HİKMET / İLİM
1ـ الحِكْمَةُ رَوْضَةُ العُقَلاءِ، وَنُزْهَةُ النّبَلاءِ/ 1715.
1- Hikmet akıl sahiplerinin bahçesi, soyluların dinlence yurdudur. /1715
2ـ الحِكْمَةُ لا تَحِلُّ قَلْبَ الْمُنافِقِ إلاّ وَهِيَ علَى ارْتِحالٍ/ 1922.

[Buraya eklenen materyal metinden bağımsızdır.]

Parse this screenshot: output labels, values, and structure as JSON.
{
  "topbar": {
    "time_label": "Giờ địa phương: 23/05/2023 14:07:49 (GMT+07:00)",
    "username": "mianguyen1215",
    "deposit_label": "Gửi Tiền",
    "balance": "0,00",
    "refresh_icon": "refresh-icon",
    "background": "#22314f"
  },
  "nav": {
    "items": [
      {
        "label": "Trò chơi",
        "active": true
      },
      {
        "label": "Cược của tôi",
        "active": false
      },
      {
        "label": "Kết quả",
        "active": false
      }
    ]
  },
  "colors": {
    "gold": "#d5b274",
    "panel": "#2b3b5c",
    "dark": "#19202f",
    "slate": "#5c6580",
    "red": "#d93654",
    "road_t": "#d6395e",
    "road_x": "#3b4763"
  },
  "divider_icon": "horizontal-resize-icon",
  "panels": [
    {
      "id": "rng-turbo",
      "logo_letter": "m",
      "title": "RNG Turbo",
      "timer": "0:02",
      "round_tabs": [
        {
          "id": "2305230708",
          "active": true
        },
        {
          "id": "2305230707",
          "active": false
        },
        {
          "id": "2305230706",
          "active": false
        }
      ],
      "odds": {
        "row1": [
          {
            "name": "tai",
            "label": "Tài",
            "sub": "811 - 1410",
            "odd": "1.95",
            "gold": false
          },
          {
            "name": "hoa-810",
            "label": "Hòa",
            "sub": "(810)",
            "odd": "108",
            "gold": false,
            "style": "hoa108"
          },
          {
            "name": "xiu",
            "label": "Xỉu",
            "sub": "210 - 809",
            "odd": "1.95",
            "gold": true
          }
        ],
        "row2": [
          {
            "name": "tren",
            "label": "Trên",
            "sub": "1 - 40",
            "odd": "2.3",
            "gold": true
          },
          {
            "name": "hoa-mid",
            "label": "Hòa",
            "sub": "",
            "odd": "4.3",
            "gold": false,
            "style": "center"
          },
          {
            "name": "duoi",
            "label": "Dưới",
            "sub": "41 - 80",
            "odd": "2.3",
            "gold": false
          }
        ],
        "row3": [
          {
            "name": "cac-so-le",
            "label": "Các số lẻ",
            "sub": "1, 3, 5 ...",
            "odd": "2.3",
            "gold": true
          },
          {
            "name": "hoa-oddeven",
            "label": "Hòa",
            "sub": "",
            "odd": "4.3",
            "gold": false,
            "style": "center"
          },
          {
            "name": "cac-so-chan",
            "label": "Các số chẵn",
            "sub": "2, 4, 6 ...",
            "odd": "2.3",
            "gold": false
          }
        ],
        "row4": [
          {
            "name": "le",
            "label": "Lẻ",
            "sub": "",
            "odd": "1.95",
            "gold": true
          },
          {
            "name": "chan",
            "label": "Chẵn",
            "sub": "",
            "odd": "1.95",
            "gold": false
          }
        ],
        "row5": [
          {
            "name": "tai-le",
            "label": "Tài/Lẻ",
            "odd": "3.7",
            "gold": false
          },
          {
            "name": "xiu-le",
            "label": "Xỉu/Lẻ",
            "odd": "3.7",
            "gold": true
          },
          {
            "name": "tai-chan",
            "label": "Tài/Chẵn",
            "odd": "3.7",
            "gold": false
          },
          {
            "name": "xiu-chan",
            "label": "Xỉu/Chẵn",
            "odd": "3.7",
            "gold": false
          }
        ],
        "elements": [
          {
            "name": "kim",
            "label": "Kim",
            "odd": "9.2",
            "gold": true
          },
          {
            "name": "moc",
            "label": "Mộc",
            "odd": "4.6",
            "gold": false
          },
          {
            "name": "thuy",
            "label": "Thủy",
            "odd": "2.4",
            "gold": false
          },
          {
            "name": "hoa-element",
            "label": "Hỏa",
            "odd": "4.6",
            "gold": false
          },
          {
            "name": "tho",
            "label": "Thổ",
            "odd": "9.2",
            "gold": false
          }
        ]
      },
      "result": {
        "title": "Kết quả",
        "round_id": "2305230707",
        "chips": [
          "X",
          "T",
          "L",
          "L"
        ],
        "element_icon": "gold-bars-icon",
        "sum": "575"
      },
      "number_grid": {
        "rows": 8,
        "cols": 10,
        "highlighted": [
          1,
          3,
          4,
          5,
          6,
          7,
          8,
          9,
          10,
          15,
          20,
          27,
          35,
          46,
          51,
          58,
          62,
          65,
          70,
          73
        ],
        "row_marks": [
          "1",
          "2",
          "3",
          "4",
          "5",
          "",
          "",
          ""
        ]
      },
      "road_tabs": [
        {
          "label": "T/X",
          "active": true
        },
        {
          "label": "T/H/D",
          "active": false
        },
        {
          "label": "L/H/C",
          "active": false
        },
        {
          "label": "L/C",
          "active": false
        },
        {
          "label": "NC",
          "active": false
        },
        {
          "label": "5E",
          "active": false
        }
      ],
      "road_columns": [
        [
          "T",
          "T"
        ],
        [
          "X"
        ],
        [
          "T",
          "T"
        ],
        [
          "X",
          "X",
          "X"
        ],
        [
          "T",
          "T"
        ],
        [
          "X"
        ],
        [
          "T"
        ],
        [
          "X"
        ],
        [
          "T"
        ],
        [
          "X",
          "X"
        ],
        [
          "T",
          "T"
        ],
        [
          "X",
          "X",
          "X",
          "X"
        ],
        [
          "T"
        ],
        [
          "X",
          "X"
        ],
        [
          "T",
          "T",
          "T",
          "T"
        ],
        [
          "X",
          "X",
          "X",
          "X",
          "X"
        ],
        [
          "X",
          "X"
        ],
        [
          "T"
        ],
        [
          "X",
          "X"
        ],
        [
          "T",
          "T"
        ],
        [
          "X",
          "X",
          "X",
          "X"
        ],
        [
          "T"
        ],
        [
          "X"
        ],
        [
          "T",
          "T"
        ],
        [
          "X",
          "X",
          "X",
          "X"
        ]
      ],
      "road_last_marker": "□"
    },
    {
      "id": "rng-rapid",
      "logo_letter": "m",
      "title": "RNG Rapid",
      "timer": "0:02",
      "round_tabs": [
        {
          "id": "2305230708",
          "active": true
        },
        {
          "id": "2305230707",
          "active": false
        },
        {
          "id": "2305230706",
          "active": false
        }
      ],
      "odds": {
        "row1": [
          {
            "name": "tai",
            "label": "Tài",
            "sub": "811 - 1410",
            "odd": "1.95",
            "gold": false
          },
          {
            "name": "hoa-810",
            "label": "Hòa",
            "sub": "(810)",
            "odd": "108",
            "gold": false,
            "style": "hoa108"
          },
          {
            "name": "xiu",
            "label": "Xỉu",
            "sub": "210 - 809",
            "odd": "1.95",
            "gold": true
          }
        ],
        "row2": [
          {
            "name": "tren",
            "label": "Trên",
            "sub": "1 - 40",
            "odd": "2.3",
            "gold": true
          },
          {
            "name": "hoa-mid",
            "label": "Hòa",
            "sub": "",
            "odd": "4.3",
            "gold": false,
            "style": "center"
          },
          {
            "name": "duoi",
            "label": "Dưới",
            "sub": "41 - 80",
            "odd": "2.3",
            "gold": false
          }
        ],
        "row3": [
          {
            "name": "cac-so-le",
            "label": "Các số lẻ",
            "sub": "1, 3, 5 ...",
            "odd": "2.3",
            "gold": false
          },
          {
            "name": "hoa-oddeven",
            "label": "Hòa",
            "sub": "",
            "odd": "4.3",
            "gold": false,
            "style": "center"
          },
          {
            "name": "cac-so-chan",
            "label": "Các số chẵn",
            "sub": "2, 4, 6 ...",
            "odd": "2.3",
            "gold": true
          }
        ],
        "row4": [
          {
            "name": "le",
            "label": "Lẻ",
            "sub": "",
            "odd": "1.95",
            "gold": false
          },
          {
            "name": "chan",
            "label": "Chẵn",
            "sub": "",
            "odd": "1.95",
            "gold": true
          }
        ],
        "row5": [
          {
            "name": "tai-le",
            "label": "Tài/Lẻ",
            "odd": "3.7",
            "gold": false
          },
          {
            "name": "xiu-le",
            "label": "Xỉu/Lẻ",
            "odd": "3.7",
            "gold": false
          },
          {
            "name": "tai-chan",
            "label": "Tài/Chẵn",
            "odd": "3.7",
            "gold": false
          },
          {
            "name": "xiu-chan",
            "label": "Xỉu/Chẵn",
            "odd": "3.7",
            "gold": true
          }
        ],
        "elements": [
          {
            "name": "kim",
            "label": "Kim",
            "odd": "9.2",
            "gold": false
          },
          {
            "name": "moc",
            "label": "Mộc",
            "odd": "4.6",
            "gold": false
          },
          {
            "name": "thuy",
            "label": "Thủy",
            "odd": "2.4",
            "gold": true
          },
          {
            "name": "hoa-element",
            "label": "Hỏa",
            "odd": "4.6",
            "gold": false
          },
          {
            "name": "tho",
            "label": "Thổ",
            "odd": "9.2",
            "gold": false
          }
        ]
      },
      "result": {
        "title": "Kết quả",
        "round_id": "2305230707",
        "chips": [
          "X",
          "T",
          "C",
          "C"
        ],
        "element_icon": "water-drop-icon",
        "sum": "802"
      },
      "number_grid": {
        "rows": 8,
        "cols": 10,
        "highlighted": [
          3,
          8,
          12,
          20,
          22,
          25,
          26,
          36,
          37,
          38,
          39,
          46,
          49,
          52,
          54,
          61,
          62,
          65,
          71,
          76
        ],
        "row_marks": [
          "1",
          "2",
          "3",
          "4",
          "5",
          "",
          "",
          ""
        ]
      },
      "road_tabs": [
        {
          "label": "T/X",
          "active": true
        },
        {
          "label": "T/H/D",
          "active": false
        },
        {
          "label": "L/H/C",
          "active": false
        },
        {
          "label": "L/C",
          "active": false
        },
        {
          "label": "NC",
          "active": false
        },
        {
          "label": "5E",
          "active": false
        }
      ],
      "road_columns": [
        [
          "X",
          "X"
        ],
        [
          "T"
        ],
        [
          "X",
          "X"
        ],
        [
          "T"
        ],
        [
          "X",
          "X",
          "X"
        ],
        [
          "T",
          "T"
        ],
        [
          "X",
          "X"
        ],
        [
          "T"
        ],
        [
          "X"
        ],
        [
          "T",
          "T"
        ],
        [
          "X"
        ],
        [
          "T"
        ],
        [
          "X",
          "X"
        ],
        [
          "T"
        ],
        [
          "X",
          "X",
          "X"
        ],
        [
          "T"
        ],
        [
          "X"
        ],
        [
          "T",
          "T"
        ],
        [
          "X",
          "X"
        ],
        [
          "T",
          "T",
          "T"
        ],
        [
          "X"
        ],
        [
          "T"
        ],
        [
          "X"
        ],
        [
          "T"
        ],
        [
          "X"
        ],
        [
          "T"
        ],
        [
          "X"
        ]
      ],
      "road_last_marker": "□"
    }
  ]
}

2- Hikmet münafığın kalbine girmez; (girse de) çıkar, kalmaz. /1922
3ـ الحِكْمَةُ ضالَّةُ كُلِّ مُؤْمِنٍ، فَخُذُوها وَلَوْ مِنْ أفْواهِ الْمُنافِقينَ/ 1829.
3- Hikmet her müminin (arayadurduğu) kaybıdır. Öyleyse onu münafıkların ağzında da olsa alın. /1829
4ـ الحِكْمَةُ شَجَرَةٌ تَنْبُتُ في الْقَلْبِ، وتُثْمِرُ عَلى اللِّسانِ/ 1992.
4- Hikmet kalpte büyüyen ağaçtır; meyvesi ise dilde yetişir. /1992
5ـ اسْتَشْعِرِ الحِكْمَةَ، وَتَجَلْبَبِ السَّكينَةَ، فَإنّها حِلْيَةُ الأبْرارِ/ 2324.
5- Hikmeti şiar, huzuru gömlek edin. Çünkü bu ikisi, iyilerin süsüdür. /2324
6ـ أوَّلُ الحِكْمَةِ تَرْكُ اللَّذّاتِ، وَآخِرُها مَقْتُ الفانِياتِ/ 3052.
6- Hikmetin başı lezzetleri terk etmek, sonu ise fani olan şeyleri düşman saymaktır. /3052
7ـ أفْضَلُ الحِكْمَةِ مَعْرِفَةُ الإنْسانِ نَفْسَهُ، وَ وُقُوفُهُ عِنْدَ قَدْرِهِ/ 3105.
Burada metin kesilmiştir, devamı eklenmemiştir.